The Atakora region is one of the unmissable wonders of Benin and Togo. To reach it from Natitingou, you have to drive along a road set amidst spectacular scenery of fertile plains, dotted with fields of maize, cotton and baobabs, protected by mountain profiles that stretch as far as the eye can see to the border with Togo.
It is here that the Somba-Betammaribé (in Benin) and Tamberma (in Togo) peoples, fleeing slavery, tribal wars and Islamisation, found refuge, preserving their ancestral traditions intact over the centuries. It was in this spectacular place that they found fertile land and rocky heights in which to hide. It was here that they built their small defensive fortresses with what nature offered them, thatch, wood and mud.
Their typical houses called tatatchenta (or more simply tata), scattered across the plain and between the hills, despite their simplicity, are a true synthesis of defensive, functional and religious engineering.

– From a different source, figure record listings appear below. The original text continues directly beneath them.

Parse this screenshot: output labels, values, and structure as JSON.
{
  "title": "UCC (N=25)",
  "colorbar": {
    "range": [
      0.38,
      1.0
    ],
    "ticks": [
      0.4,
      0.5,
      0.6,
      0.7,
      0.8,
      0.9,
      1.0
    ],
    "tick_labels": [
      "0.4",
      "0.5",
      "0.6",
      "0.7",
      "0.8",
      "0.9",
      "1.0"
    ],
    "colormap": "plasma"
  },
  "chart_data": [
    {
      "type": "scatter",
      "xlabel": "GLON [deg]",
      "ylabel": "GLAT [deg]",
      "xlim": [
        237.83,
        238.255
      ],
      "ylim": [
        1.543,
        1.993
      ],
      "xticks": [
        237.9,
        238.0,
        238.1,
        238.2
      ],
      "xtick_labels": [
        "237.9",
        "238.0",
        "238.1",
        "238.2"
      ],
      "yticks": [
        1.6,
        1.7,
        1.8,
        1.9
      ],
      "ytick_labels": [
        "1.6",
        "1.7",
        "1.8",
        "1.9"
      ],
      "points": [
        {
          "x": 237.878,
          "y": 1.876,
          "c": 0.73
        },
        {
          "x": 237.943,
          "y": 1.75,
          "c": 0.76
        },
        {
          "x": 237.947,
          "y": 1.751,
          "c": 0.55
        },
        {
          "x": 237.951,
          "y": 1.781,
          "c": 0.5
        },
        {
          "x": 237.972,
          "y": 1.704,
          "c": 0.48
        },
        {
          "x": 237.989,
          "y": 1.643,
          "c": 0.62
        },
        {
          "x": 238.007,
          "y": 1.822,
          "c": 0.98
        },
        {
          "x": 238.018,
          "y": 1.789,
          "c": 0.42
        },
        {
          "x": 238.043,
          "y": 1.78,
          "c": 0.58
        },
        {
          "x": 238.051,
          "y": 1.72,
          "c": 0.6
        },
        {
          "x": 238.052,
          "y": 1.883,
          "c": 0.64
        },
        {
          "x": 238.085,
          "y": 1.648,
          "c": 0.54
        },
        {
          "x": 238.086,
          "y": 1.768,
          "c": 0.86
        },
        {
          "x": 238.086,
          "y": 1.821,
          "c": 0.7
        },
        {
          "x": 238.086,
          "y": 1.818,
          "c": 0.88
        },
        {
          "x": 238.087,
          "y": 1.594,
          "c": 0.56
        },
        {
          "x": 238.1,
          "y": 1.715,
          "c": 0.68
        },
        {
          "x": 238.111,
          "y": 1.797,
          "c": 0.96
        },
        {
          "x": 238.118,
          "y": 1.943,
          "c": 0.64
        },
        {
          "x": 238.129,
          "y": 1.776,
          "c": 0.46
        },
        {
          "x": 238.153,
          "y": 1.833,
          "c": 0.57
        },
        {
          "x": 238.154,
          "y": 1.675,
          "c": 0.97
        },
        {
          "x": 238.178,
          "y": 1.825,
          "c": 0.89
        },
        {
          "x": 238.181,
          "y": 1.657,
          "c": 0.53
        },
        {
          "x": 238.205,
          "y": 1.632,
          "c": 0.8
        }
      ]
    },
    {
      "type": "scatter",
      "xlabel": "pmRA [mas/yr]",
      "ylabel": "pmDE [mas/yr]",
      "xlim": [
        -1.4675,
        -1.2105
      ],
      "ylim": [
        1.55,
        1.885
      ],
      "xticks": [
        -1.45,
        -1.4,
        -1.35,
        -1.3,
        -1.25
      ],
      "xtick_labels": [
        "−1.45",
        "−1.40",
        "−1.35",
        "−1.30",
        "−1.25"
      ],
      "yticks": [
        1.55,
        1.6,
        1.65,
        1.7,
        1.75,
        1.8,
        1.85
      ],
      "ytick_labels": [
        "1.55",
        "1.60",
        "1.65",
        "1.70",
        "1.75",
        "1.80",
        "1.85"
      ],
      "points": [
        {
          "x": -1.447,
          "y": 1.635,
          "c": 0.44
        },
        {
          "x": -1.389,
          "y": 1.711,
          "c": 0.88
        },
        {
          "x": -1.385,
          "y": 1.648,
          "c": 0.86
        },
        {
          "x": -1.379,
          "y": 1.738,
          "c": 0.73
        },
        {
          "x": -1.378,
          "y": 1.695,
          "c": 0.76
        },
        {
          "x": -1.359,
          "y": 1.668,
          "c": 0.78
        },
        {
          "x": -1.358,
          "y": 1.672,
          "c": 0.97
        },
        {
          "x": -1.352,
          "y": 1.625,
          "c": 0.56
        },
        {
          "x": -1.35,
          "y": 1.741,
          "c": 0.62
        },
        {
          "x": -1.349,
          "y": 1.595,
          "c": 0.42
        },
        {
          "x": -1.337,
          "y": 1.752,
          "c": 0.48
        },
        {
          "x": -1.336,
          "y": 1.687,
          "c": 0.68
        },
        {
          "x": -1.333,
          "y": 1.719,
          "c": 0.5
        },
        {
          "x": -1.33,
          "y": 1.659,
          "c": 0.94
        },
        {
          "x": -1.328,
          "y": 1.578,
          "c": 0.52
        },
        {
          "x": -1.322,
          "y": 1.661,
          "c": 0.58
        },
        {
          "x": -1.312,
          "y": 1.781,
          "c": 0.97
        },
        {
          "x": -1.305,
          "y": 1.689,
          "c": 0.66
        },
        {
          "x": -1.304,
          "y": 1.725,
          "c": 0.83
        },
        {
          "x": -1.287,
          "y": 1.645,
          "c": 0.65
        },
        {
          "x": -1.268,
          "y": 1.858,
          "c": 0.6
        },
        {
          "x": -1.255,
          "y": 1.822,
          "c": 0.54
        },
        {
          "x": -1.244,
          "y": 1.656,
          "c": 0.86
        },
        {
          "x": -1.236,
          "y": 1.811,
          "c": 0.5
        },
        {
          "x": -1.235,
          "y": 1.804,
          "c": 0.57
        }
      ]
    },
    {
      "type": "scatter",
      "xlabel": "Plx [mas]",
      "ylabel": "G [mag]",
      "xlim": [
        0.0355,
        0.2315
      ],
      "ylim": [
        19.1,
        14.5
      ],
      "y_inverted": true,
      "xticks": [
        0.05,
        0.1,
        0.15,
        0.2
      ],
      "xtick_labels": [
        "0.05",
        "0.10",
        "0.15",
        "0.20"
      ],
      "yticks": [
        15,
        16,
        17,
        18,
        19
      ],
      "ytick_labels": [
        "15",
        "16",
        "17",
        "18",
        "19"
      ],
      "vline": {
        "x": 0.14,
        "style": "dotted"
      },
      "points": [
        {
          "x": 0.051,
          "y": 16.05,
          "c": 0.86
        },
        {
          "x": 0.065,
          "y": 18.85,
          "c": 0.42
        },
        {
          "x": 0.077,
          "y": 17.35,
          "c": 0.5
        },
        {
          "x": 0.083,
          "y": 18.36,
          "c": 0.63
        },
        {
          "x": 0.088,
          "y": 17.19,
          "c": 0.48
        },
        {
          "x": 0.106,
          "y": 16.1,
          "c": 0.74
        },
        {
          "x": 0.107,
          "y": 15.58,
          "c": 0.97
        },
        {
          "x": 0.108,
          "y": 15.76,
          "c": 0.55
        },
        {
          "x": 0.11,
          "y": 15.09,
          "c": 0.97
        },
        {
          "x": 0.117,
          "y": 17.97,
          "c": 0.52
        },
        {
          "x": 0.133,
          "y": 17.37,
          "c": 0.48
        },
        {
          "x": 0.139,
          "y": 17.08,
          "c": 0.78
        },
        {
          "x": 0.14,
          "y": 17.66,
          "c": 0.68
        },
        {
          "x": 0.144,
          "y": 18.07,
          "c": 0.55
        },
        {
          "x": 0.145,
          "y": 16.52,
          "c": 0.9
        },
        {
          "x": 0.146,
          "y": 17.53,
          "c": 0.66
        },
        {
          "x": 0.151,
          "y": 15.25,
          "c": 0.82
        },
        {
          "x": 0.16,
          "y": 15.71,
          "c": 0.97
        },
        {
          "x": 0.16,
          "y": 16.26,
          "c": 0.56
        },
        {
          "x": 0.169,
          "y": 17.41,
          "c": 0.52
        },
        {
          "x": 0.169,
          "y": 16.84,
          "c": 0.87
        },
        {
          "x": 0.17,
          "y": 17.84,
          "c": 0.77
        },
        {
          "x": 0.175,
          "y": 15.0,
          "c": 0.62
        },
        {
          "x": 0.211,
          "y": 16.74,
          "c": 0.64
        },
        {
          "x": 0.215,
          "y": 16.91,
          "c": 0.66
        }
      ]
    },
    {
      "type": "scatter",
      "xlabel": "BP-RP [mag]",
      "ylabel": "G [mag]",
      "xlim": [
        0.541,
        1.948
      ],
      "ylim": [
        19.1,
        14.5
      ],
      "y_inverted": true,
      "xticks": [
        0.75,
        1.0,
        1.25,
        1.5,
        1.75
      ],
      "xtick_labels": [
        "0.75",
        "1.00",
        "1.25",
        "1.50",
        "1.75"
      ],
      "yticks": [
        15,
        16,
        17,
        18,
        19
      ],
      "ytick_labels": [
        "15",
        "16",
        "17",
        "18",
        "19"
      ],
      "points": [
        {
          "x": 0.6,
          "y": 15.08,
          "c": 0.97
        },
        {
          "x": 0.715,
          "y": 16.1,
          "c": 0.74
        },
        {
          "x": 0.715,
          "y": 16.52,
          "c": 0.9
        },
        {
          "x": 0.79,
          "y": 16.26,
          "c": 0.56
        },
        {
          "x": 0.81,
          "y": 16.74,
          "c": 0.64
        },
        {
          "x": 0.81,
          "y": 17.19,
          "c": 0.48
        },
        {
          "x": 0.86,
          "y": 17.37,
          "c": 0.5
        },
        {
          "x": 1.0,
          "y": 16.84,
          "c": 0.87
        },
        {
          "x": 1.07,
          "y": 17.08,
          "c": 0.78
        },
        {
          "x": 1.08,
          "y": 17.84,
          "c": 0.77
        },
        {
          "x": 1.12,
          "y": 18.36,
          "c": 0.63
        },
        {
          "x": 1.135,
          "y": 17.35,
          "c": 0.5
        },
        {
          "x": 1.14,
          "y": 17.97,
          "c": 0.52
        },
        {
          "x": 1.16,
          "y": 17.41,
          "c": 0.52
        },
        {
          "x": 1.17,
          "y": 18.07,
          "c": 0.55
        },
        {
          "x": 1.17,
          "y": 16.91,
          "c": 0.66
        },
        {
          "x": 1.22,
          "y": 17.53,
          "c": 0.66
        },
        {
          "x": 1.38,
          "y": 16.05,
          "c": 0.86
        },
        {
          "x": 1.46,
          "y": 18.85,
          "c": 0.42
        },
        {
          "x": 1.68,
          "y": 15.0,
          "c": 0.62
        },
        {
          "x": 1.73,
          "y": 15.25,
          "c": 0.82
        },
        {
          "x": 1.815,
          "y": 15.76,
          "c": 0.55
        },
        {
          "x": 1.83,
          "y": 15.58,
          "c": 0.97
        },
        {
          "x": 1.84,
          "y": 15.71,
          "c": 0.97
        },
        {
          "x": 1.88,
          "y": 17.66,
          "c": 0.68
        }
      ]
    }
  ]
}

Entirely modelled in clay by laying one on top of the other, both families and their herds find shelter inside. The roof consists of a terrace on wooden cavities and small towers with straw caps (rooms and granaries). Numerous ‘surveillance’ systems were designed to repel possible enemy attacks. But surely the greatest protection of the hearth of peoples who remained profoundly animist was entrusted to the innumerable protective fetishes, also moulded in clay in front of the door, and on which propitiatory sacrifices are periodically made, even today.
The most representative examples of these small traditional dwellings with their fairy-tale appearance are to be found at Koussoukoingou on the Beninese side and at Koutammakou on the Togolese side (UNESCO heritage site). Crossing the border, one realises that the geopolitical borders imposed by the great European powers did not succeed in dividing these peoples, who share the same customs, languages and traditions.
Today, the border is crossed in a constant coming and going from one country to another, as if it did not exist, and the Betammaribé and the Tamberma continue to meet and do business at the small Nadoba market, one of the most representative in the region, where traditional goods have not yet been replaced by cheap chinoiserie. Here, every Wednesday, the feticheurs/soothsayers welcome under their canopies of branches all those who wish to have their fortunes read, or for advice on important personal decisions. The answer will be given to them by a complex theory of symbols that the feticheur’s stick traces in the sand, under dictation from the spirits.